Queen Victoria to Viscount Palmerston.

GOVERNMENT OF INDIA

Windsor Castle, 24th December 1857.

The Queen only now returns to Lord Palmerston the Memorandum containing the Heads of an arrangement for the future Government of India, which the Committee of Cabinet have agreed to recommend. She will have an opportunity of seeing Lord Palmerston before the Cabinet meet again, and to hear a little more in detail the reasons which influenced the Committee in their several decisions. She wishes only to recommend two points to Lord Palmerston's consideration: 1st, the mode of communication between the Queen and the new Government which it is intended to establish. As long as the Government was that of the Company, the Sovereign was generally left quite ignorant of decisions and despatches; now that the Government is to be that of the Sovereign, and the direction will, she presumes, be given in her name, a direct official responsibility to her will have to be established. She doubts whether any one but a Secretary of State could speak in the Queen's name, like the Foreign Secretary to Foreign Courts, the Colonial Secretary to the Governors of the Colonies, and the Home Secretary to the Lord-Lieutenant of Ireland and the Lieutenants of the Counties of Great Britain, the Judges, Convocations, Mayors, etc., etc. On the other hand, would the position of a Secretary of State be compatible with his being President of a Council? The Treasury and Admiralty act as "My Lords," but they only administer special departments, and do not direct the policy of a country in the Queen's name. The mixture of supreme direction, and also of the conduct of the administration of the department to be directed, has in practice been found as inconvenient in the War Department as it is wrong in principle.

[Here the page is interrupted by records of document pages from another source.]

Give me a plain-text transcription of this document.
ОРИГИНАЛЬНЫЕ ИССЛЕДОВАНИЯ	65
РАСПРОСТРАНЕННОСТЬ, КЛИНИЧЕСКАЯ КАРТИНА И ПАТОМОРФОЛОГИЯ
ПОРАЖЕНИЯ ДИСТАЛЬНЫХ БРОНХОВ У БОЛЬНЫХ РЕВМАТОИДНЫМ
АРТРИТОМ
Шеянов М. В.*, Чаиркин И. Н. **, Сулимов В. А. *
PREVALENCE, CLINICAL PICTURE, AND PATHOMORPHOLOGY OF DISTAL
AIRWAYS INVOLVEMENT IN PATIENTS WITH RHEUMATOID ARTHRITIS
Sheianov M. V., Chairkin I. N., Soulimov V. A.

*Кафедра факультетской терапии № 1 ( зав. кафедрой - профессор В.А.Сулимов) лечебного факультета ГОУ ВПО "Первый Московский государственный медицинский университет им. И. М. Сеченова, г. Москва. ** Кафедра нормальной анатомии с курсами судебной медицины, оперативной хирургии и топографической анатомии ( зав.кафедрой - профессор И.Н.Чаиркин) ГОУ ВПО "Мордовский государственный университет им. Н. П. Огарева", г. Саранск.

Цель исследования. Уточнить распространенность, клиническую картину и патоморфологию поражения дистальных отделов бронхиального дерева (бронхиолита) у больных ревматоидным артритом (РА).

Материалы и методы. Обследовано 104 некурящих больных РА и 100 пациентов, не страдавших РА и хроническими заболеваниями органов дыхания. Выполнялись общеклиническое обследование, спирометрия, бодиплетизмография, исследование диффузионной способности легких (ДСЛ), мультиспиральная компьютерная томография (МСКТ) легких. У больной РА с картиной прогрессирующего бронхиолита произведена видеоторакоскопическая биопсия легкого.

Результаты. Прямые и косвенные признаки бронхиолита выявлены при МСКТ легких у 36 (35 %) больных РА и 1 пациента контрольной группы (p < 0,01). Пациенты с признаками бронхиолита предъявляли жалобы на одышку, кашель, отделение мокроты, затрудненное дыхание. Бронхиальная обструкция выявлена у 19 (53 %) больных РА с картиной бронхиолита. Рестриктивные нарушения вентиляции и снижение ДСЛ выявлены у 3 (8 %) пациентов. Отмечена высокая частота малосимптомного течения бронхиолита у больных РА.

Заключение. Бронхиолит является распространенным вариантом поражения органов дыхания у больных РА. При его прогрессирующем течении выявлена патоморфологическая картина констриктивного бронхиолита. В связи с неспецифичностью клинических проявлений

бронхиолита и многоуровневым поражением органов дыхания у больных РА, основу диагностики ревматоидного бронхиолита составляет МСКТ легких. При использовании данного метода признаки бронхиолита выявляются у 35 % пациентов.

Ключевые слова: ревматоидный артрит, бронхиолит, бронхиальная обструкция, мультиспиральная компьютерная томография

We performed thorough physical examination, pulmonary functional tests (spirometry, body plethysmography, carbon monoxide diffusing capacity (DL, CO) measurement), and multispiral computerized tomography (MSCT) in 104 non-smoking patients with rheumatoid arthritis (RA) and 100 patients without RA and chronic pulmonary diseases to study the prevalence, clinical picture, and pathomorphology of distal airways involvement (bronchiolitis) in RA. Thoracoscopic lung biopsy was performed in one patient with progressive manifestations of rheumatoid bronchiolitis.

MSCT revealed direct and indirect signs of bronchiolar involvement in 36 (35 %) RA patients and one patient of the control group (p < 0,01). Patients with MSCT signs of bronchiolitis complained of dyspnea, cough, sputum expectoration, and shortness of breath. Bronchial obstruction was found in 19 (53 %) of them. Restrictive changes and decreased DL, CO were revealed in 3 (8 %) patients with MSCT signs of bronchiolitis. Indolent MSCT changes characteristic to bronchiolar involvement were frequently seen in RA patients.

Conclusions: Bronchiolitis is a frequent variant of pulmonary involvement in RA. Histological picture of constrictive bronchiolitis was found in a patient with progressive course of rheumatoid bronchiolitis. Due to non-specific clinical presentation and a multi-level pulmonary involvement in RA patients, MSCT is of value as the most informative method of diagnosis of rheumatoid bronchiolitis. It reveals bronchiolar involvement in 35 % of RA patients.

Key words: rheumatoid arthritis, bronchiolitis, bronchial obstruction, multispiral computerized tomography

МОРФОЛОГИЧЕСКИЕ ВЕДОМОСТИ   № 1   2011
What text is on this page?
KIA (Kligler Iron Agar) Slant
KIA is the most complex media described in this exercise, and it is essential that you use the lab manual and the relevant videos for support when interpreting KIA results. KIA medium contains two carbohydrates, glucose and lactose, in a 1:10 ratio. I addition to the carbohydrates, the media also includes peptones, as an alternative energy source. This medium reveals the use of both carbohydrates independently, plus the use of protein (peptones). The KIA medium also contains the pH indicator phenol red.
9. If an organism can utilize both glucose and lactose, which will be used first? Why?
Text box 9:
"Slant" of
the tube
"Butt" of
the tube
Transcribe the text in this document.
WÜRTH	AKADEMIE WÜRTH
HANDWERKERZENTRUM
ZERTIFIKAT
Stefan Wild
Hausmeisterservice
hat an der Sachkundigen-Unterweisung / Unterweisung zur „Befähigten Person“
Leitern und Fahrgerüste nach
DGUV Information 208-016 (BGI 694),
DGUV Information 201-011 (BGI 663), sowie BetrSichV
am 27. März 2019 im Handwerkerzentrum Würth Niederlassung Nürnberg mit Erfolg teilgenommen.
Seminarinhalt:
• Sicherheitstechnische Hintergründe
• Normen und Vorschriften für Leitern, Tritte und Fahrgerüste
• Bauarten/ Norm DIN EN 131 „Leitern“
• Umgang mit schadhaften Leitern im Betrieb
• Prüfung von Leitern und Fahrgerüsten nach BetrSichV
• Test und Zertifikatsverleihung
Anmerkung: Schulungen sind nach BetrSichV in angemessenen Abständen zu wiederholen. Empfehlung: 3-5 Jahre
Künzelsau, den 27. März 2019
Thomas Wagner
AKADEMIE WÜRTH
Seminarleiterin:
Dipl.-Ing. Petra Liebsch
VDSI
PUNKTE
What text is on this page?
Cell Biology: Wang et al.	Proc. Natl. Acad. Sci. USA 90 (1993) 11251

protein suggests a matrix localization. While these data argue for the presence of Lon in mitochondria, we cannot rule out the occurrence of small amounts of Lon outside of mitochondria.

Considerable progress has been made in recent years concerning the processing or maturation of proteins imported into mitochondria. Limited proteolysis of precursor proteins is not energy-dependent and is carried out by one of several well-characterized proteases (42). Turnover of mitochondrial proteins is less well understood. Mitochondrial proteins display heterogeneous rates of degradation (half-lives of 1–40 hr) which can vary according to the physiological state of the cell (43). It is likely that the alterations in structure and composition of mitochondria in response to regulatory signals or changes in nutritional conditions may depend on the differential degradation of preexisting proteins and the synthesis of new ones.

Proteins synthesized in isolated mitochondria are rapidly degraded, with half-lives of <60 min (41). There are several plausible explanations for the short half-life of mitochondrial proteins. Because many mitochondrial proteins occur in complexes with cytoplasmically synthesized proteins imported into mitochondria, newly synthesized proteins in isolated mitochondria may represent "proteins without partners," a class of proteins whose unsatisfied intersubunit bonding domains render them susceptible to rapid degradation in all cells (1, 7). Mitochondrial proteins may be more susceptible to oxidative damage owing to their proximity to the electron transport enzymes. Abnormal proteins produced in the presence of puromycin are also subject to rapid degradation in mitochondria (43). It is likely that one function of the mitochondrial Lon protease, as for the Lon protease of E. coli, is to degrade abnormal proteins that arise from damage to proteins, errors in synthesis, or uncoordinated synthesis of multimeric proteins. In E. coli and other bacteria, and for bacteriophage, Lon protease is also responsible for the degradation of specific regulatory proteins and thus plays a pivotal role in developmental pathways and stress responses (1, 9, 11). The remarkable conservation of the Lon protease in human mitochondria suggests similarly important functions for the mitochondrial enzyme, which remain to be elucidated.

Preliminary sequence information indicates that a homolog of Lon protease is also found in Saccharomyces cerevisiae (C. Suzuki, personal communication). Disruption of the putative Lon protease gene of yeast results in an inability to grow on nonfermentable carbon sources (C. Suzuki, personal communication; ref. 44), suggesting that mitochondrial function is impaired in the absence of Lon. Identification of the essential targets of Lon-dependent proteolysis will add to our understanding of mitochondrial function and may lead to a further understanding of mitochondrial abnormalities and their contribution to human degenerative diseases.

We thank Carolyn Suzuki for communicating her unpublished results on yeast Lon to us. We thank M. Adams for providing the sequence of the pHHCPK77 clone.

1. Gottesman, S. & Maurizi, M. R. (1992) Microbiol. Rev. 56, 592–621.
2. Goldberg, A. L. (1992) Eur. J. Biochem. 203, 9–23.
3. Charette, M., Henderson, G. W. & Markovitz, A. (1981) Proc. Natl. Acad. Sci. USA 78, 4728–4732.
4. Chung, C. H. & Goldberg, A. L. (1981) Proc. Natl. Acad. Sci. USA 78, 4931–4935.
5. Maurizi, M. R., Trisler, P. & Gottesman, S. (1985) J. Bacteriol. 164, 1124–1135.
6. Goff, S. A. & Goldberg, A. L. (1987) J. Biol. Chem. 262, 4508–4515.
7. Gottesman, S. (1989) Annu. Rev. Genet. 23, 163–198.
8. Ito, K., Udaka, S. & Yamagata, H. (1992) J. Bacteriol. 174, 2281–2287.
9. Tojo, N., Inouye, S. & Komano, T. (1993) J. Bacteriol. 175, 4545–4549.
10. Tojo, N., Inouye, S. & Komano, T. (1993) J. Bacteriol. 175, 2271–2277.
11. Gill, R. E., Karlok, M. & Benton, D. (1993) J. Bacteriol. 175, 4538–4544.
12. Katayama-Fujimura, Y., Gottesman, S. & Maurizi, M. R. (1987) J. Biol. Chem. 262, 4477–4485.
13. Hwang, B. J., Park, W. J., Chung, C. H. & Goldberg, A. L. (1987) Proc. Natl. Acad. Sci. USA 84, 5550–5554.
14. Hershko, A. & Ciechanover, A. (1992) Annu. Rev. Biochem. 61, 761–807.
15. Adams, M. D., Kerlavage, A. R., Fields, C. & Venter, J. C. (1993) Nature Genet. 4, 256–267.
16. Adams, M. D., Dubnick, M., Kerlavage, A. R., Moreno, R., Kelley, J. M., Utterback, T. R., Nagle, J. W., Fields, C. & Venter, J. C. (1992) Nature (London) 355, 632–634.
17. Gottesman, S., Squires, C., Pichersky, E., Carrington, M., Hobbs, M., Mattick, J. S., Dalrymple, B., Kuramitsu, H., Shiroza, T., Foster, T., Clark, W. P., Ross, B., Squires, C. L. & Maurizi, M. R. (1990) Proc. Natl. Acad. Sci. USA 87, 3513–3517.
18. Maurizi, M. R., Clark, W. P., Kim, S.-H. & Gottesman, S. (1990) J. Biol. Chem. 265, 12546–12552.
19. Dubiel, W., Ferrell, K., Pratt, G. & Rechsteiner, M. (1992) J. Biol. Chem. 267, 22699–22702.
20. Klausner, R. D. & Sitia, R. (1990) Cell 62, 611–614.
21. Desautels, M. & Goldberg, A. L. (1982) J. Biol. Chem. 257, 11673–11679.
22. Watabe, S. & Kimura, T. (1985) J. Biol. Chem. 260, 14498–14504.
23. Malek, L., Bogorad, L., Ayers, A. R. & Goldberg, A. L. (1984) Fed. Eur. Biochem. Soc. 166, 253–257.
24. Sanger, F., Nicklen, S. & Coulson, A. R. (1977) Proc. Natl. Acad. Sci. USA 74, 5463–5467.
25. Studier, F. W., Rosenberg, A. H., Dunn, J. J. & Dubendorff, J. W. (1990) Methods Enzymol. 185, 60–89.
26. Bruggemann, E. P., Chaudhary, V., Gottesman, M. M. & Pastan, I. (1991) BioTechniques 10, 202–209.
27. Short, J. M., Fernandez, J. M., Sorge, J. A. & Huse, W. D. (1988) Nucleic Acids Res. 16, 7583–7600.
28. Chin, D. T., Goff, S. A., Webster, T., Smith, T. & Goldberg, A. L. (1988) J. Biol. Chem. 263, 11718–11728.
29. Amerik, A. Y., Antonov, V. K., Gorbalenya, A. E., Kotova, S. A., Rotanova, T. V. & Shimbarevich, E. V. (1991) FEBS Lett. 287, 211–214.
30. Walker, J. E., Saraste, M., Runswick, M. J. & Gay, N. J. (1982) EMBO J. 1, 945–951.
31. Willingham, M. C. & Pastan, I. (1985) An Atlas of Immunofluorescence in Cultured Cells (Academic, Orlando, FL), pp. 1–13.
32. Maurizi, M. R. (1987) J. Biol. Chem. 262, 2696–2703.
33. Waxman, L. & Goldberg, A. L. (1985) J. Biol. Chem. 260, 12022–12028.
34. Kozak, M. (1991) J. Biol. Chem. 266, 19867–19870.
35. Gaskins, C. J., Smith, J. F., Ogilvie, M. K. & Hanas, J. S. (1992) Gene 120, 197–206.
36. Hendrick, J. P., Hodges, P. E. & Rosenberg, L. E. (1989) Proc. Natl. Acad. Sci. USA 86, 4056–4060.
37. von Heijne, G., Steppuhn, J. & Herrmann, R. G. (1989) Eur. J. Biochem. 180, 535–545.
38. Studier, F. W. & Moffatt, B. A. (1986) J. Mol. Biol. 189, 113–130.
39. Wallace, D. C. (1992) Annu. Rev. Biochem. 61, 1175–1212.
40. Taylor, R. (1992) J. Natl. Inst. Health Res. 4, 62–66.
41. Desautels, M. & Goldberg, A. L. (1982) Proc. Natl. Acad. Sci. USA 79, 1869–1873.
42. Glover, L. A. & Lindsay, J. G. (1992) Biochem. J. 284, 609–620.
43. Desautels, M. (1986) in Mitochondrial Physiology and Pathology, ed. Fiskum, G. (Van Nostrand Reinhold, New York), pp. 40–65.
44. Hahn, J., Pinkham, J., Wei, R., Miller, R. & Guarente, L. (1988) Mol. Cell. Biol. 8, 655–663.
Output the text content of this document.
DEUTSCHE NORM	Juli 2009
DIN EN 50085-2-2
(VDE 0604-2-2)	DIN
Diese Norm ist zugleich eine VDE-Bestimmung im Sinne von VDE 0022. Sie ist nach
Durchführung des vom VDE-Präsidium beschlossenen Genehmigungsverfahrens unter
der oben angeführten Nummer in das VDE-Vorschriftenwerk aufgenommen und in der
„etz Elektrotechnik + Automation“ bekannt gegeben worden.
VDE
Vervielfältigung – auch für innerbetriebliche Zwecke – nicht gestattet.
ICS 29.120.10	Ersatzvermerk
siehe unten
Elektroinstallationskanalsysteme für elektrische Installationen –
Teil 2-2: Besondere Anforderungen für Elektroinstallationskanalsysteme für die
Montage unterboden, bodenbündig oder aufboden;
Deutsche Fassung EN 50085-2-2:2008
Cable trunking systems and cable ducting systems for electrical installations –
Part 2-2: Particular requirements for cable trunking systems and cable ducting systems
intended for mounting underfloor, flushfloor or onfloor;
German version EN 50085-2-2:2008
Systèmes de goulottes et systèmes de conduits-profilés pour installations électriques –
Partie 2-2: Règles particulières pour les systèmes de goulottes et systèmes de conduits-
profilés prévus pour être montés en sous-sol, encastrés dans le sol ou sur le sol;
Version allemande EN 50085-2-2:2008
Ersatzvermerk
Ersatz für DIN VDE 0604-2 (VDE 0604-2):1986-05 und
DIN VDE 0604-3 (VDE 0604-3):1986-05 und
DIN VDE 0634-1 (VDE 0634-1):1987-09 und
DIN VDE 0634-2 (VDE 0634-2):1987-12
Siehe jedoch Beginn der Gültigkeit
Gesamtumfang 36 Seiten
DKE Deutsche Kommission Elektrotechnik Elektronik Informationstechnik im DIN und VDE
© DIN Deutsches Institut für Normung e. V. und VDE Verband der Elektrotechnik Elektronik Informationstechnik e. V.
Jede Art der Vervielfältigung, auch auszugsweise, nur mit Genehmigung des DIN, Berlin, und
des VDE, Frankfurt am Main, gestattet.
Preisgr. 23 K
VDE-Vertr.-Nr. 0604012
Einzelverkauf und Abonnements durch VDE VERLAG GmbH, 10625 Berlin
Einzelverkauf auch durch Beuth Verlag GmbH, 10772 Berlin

The other point is the importance of having only one Army, whether native, local, or general, with one discipline and one command, that of the Commander-in-Chief. This is quite compatible with first appointments to the native Army, being vested as a point of patronage in the members of the Council, but it ought to be distinctly recognised in order to do away with those miserable jealousies between the different military services, which have done more harm to us in India than, perhaps, any other circumstance.

Perhaps Lord Palmerston would circulate this letter amongst the members of the Committee who agreed upon the proposed scheme?

Viscount Canning to Queen Victoria.

DEATH OF HAVELOCK

Government House, Calcutta, 24th December 1857.

Lord Canning presents his humble duty to your Majesty, and begs permission to express to your Majesty at the earliest opportunity the respectful gratitude with which he has received your Majesty's most gracious letter of the 9th of November.